Thursday, December 01, 2005

Australians and the Death Penalty

This very sad story about an Australian citizen arrested and executed in Singapore for smuggling 400 grams of heroin has a bizarre bit at the end:
A survey by Morgan Poll conducted on Wednesday night showed 47 percent of Australians believed Nguyen should be executed, 46 percent said the death penalty should not be carried out, and seven percent were undecided.

Australia abolished the death penalty decades ago.

This doesn't quite compute. If Australia reached a real consensus on capital punishment, then who do more people want to see their fellow citizen executed by a foreign government for a reasonably minor drug offense?
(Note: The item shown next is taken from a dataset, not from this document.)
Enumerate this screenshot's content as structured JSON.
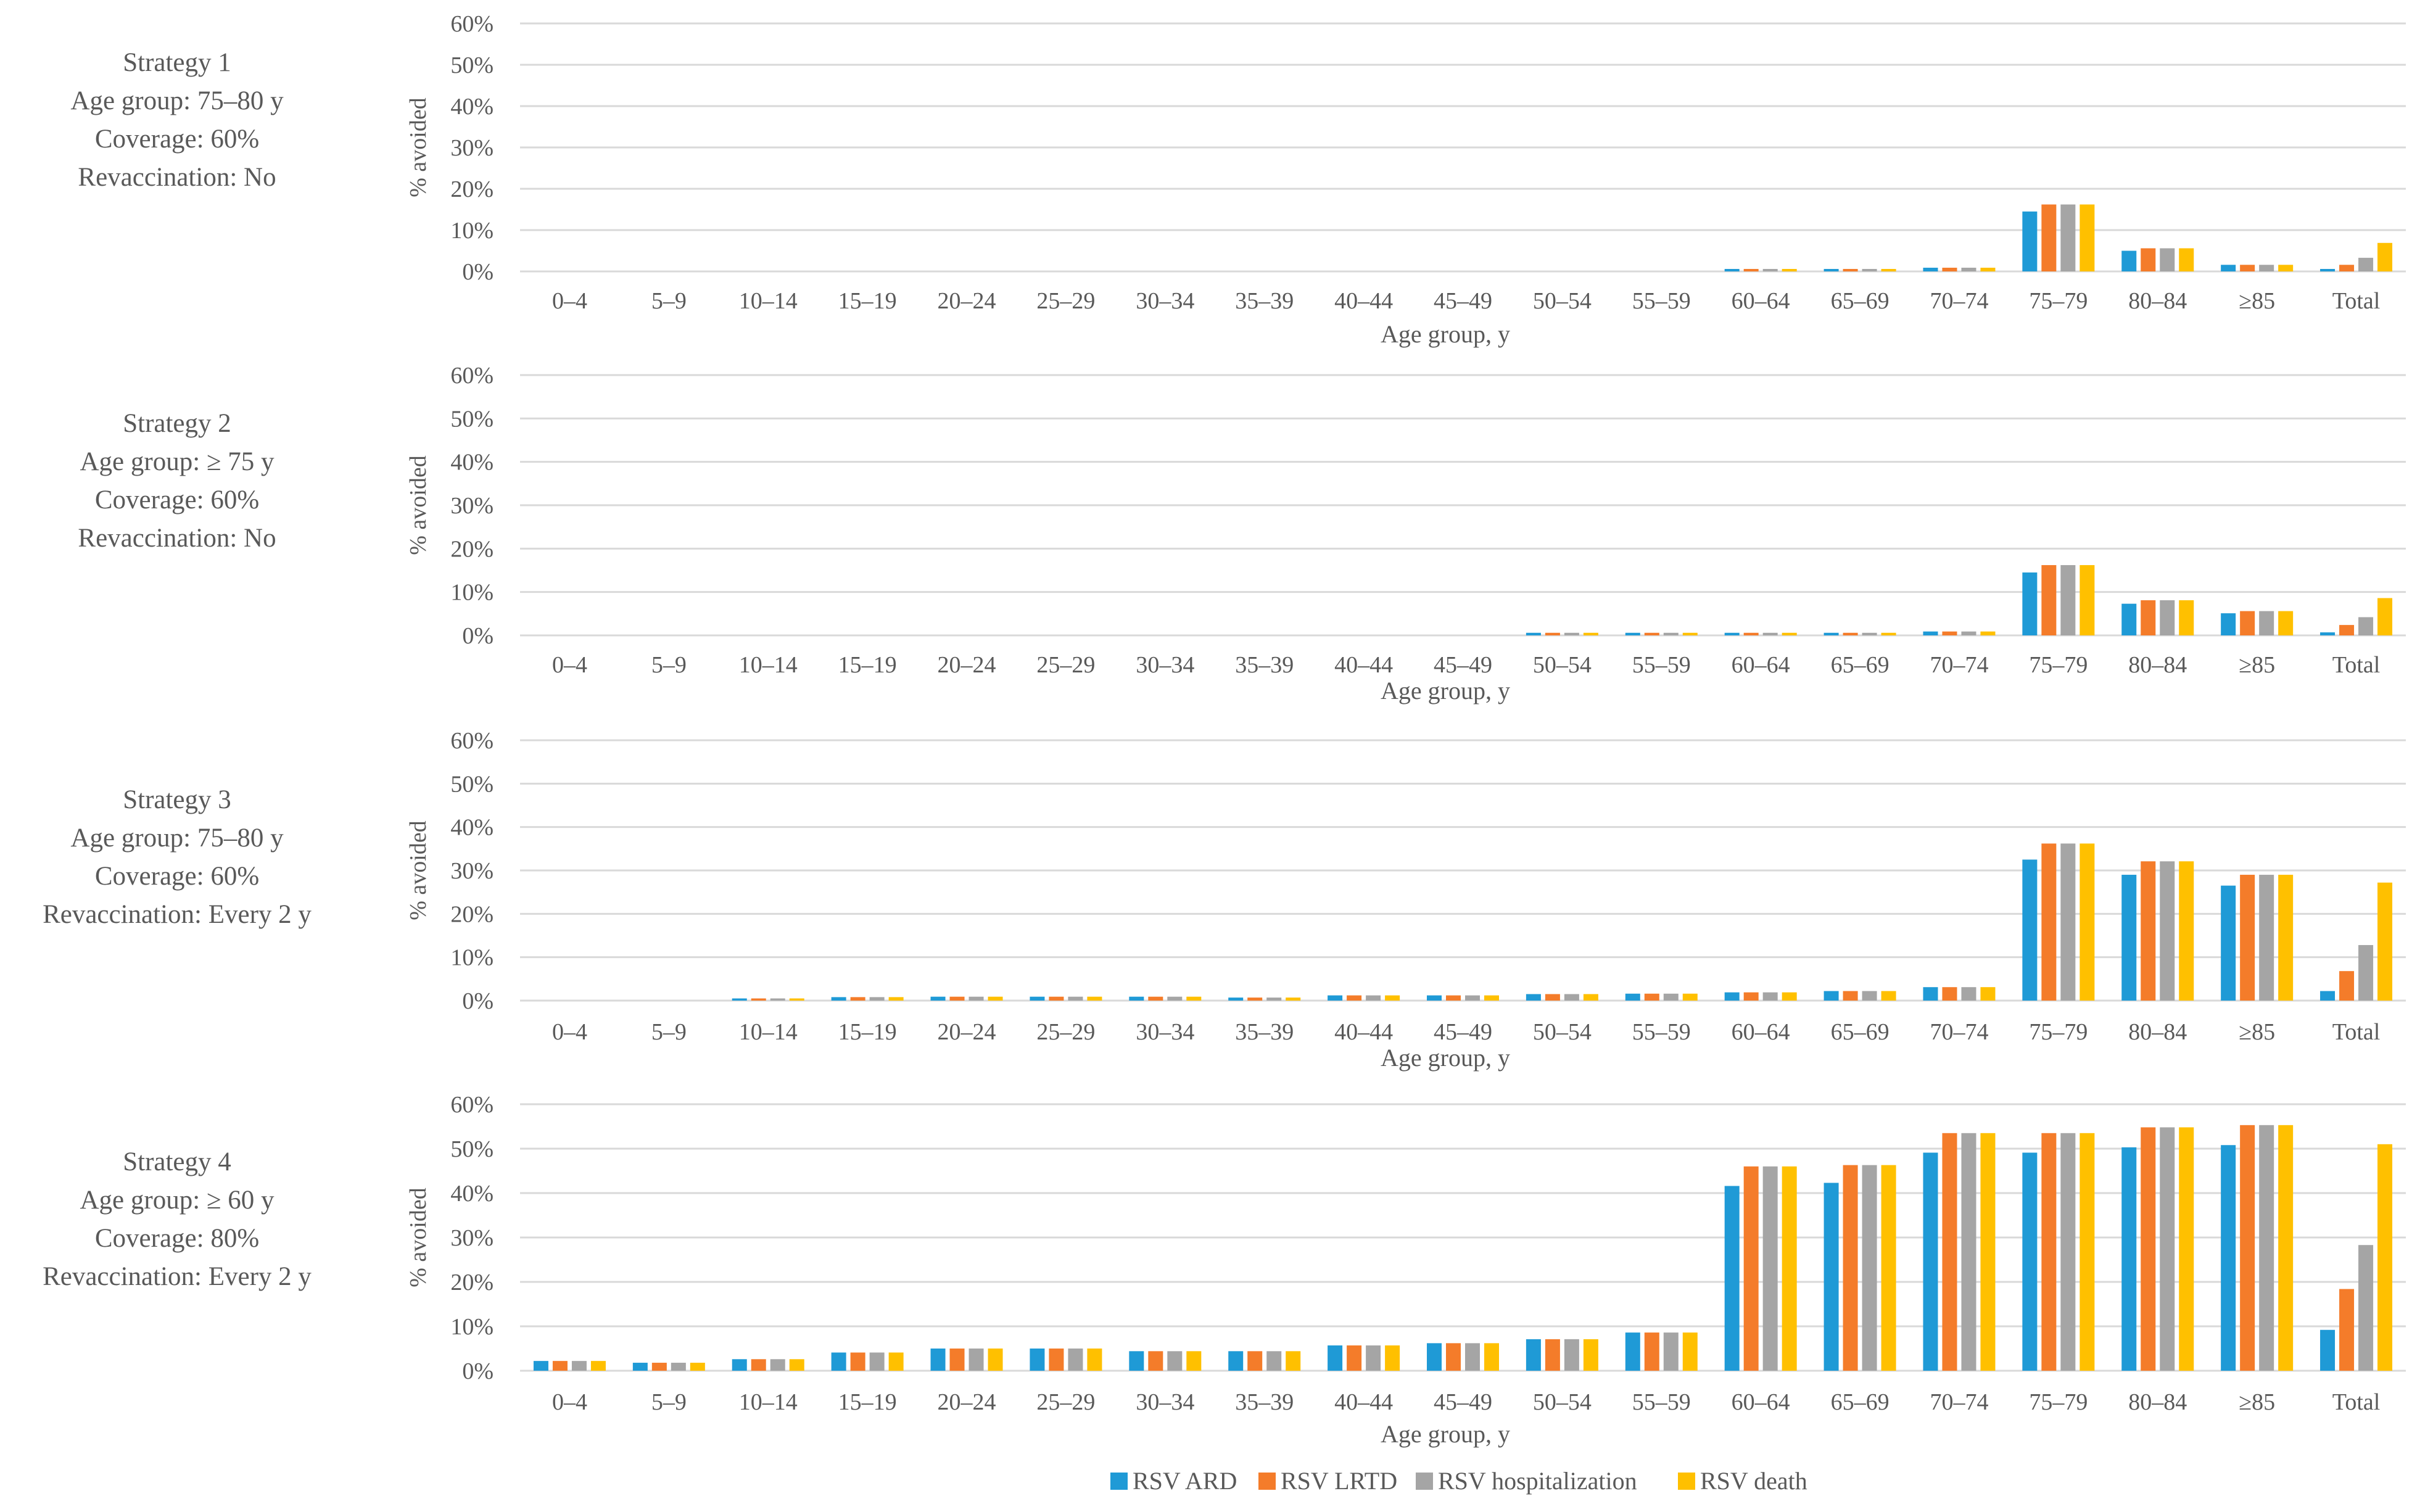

Is the poll faulty? Do Australians actually favor the death penalty as an institution?

5 comments:

Angus Dwyer said...

Perhaps the 47% in favor are just dedicated cultural relativists. "Capital punishment for thee, but not for me," and all that.

Anonymous said...

To be blunt, I don't see what is so sad about this. Assuming that he actually did said deed, it seems to be me to be extraordinarily stupid.
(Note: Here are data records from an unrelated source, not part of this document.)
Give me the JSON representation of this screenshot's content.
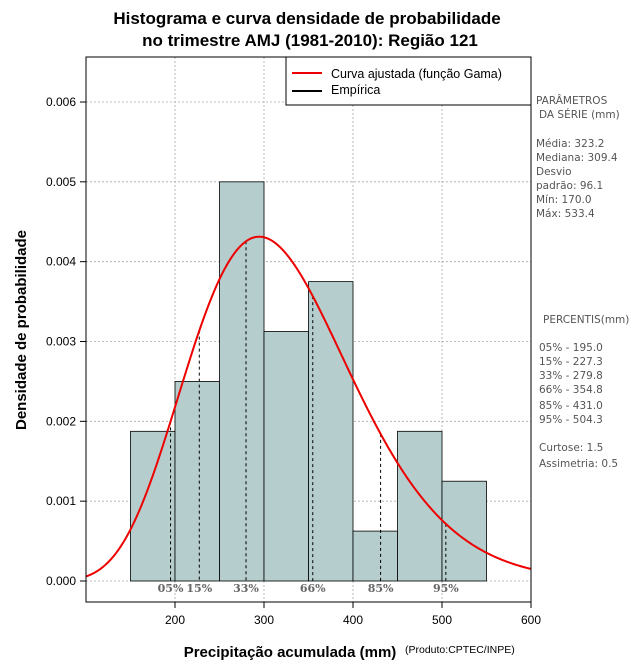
{
  "chart_data": {
    "type": "bar",
    "title": "Histograma e curva densidade de probabilidade",
    "subtitle": "no trimestre AMJ (1981-2010): Região 121",
    "xlabel": "Precipitação acumulada (mm)",
    "ylabel": "Densidade de probabilidade",
    "credit": "(Produto:CPTEC/INPE)",
    "xlim": [
      100,
      600
    ],
    "ylim": [
      0,
      0.0066
    ],
    "x_ticks": [
      200,
      300,
      400,
      500,
      600
    ],
    "y_ticks": [
      0,
      0.001,
      0.002,
      0.003,
      0.004,
      0.005,
      0.006
    ],
    "y_tick_labels": [
      "0.000",
      "0.001",
      "0.002",
      "0.003",
      "0.004",
      "0.005",
      "0.006"
    ],
    "grid": true,
    "bins": [
      {
        "x0": 150,
        "x1": 200,
        "value": 0.001875
      },
      {
        "x0": 200,
        "x1": 250,
        "value": 0.0025
      },
      {
        "x0": 250,
        "x1": 300,
        "value": 0.005
      },
      {
        "x0": 300,
        "x1": 350,
        "value": 0.003125
      },
      {
        "x0": 350,
        "x1": 400,
        "value": 0.00375
      },
      {
        "x0": 400,
        "x1": 450,
        "value": 0.000625
      },
      {
        "x0": 450,
        "x1": 500,
        "value": 0.001875
      },
      {
        "x0": 500,
        "x1": 550,
        "value": 0.00125
      }
    ],
    "gamma_fit": {
      "mean": 323.2,
      "sd": 96.1
    },
    "percentile_markers": [
      {
        "label": "05%",
        "value": 195.0
      },
      {
        "label": "15%",
        "value": 227.3
      },
      {
        "label": "33%",
        "value": 279.8
      },
      {
        "label": "66%",
        "value": 354.8
      },
      {
        "label": "85%",
        "value": 431.0
      },
      {
        "label": "95%",
        "value": 504.3
      }
    ],
    "legend": {
      "position": "top-right",
      "entries": [
        {
          "label": "Curva ajustada (função Gama)",
          "color": "#ee0000"
        },
        {
          "label": "Empírica",
          "color": "#000000"
        }
      ]
    },
    "colors": {
      "bar_fill": "#b5cdcd",
      "curve": "#ee0000",
      "grid": "#aaaaaa",
      "side_text": "#555555"
    }
  },
  "side_panel": {
    "params_title_1": "PARÂMETROS",
    "params_title_2": "DA SÉRIE (mm)",
    "media": "Média:  323.2",
    "mediana": "Mediana:  309.4",
    "desvio": "Desvio",
    "padrao": "padrão:  96.1",
    "min": "Mín:  170.0",
    "max": "Máx:  533.4",
    "percentis_title": "PERCENTIS(mm)",
    "p05": "05% -   195.0",
    "p15": "15% -   227.3",
    "p33": "33% -   279.8",
    "p66": "66% -   354.8",
    "p85": "85% -   431.0",
    "p95": "95% -   504.3",
    "curtose": "Curtose:  1.5",
    "assimetria": "Assimetria:  0.5"
  }
}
Just a simple road trip to Canada recently reminded me of this: being on American soil means having many rights. Leave that soil and those rights are no longer guaranteed. Change American to Australian and you get this fellow's situation.

Singapore's draconian punishments are no surprise. What is sad (I might admit) is that the likely motivation for risking those punishments is 'the invincibility of youth.'

Anonymous said...

I wonder if this guy's last name was Atkinson instead of Nguyen whether the Australian peoople would have a different take.

Anonymous said...

Nearly a pound of heroin is a relatively minor drug offense? This guy wasn't sneaking in a few dime bags- that's alot of pretty nasty stuff.
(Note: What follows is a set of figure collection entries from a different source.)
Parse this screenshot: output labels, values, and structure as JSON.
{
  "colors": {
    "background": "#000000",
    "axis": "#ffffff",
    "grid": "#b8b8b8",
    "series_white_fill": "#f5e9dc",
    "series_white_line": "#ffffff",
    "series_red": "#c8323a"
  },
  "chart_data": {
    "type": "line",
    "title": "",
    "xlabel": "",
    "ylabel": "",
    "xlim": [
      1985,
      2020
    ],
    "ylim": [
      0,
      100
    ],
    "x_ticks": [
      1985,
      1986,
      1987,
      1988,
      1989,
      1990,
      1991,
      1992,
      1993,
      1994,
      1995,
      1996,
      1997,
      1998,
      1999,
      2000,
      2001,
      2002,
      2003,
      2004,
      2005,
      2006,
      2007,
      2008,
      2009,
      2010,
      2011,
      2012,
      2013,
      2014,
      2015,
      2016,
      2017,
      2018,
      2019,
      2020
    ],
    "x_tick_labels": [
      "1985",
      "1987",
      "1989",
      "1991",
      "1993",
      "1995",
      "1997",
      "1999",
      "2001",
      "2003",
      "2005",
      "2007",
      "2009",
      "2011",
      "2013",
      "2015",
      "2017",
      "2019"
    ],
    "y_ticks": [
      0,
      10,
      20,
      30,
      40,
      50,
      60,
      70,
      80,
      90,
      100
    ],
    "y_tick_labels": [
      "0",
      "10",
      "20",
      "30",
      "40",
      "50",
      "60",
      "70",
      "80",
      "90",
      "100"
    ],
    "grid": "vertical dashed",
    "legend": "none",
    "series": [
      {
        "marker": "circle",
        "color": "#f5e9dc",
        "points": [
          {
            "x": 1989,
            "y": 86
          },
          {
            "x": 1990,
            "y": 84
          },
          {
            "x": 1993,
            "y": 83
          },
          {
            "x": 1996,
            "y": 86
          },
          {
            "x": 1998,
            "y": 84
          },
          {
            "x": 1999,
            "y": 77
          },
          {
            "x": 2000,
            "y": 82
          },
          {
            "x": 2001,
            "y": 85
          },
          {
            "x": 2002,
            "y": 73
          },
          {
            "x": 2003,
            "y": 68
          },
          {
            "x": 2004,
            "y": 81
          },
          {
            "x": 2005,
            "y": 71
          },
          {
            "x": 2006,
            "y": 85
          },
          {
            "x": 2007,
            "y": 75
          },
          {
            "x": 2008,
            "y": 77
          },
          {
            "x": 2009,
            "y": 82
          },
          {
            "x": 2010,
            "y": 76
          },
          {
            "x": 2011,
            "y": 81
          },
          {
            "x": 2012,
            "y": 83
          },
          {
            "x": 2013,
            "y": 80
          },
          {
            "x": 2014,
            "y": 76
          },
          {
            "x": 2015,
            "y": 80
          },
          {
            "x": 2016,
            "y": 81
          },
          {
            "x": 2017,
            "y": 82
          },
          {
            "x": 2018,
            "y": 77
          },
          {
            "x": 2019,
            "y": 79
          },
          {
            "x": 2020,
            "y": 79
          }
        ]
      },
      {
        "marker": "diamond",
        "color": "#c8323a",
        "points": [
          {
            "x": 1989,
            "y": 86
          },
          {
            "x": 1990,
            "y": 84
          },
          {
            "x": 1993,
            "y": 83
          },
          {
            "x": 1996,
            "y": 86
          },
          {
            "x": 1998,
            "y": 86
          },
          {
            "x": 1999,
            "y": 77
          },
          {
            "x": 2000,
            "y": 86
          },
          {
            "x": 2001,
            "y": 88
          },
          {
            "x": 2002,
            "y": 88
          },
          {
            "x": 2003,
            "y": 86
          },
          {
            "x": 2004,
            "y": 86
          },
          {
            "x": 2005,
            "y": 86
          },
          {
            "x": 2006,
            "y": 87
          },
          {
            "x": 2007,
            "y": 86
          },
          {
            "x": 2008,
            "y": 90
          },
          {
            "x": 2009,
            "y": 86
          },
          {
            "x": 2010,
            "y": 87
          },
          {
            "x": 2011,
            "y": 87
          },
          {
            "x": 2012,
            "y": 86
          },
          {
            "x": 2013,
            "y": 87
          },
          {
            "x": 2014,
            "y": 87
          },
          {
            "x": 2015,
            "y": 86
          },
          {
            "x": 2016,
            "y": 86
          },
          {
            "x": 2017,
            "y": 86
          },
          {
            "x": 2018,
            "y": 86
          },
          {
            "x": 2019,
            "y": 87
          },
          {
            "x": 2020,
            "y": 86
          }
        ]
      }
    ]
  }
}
Okay so this guy isn't running a container load of stuff in and I don't believe a pound should get the death penalty in the US but when in Rome....

However the point about a good deal of Australian support for the death penalty is well-taken

Mike

Jay D. Homnick said...

Here's your answer. Read the original poll.

http://www.roymorgan.com/news/polls/2005/3947/

The poll shows only 26 percent support for the death penalty in general. They just have a concept that if you're in another country you're subject to its laws and can't expect your home country to demand special treatment.